Liu Lian-Sheng, Winston John H, Shenoy Mohan M, Song Geng-Qing, Chen Jiande D Z, Pasricha Pankaj Jay
Division of Gastroenterology and Hepatology, Department of Medicine, Stanford University School of Medicine, Stanford, California 94305-5187, USA.
Gastroenterology. 2008 Jun;134(7):2070-9. doi: 10.1053/j.gastro.2008.02.093. Epub 2008 Mar 8.
BACKGROUND & AIMS: Although several pathophysiologic abnormalities have been noted in functional dyspepsia (FD), their pathogenesis is poorly understood. We hypothesized that chronic gastric hypersensitivity and gastric motor dysfunction seen in FD patients can be modeled in rats by transient gastric irritation during the neonatal period, a time of known neuronal vulnerability to long-term plasticity.
Ten-day-old male rats received 0.2 mL 0.1% iodoacetamide (IA) in 2% sucrose daily by oral gavages for 6 days; controls received 2% sucrose. Rats in both groups were then followed to adulthood (8-10 weeks) at which point behavioral, visceromotor, and great splanchnic nerve responses to graded gastric balloon distention (GD; 20-80 mm Hg) and gastric motor function were tested.

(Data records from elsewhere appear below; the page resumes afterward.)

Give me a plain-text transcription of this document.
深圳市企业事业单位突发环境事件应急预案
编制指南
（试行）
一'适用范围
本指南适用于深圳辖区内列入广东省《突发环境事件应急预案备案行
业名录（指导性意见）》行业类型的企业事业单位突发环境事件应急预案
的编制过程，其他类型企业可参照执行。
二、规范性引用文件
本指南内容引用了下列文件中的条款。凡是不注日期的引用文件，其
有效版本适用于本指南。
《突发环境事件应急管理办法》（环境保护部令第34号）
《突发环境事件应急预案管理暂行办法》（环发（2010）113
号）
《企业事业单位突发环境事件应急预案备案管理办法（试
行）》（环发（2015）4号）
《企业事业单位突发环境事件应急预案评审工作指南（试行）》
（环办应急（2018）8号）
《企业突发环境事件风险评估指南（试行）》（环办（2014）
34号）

IA-treated rats exhibited hypersensitivity to GD in a dose-dependent manner, as compared with the control group. The threshold of afferent nerve activation was lower and nerve responses to GD were significantly increased in IA-treated rats. Although IA-treated rats ingested food at a lower rate, gastric emptying was not significantly different between IA and control groups. However, gastric accommodation was significantly reduced in the IA group. No significant gastric pathology was seen in hypersensitive adult rats compared with controls.
These studies demonstrate that gastric irritation in the neonatal period can result in chronic gastric hypersensitivity and gastric motor dysfunction in adults even in the absence of significant detectable gastric pathology. Our results offer insight into the pathogenesis of chronic functional dyspepsia and provide a potential model for further study to this important clinical problem.
尽管在功能性消化不良(FD)中已发现多种病理生理异常,但其发病机制仍知之甚少。我们推测,FD患者中所见的慢性胃超敏反应和胃运动功能障碍可通过新生期短暂的胃刺激在大鼠中建模,新生期是已知神经元易受长期可塑性影响的时期。
10日龄雄性大鼠每天经口灌胃给予0.2 mL含0.1%碘乙酰胺(IA)的2%蔗糖溶液,持续6天;对照组给予2%蔗糖溶液。然后将两组大鼠饲养至成年(8 - 10周),此时测试其对分级胃气球扩张(GD;20 - 80 mmHg)的行为、内脏运动和内脏大神经反应以及胃运动功能。
与对照组相比,IA处理的大鼠对GD表现出剂量依赖性超敏反应。IA处理的大鼠传入神经激活阈值较低,对GD的神经反应显著增加。尽管IA处理的大鼠进食速度较低,但IA组和对照组之间的胃排空无显著差异。然而,IA组的胃容受性显著降低。与对照组相比,超敏成年大鼠未见明显的胃部病理改变。
这些研究表明,即使在没有明显可检测到的胃部病理改变的情况下,新生期的胃刺激也可导致成年大鼠出现慢性胃超敏反应和胃运动功能障碍。我们的结果为慢性功能性消化不良的发病机制提供了见解,并为进一步研究这一重要临床问题提供了潜在模型。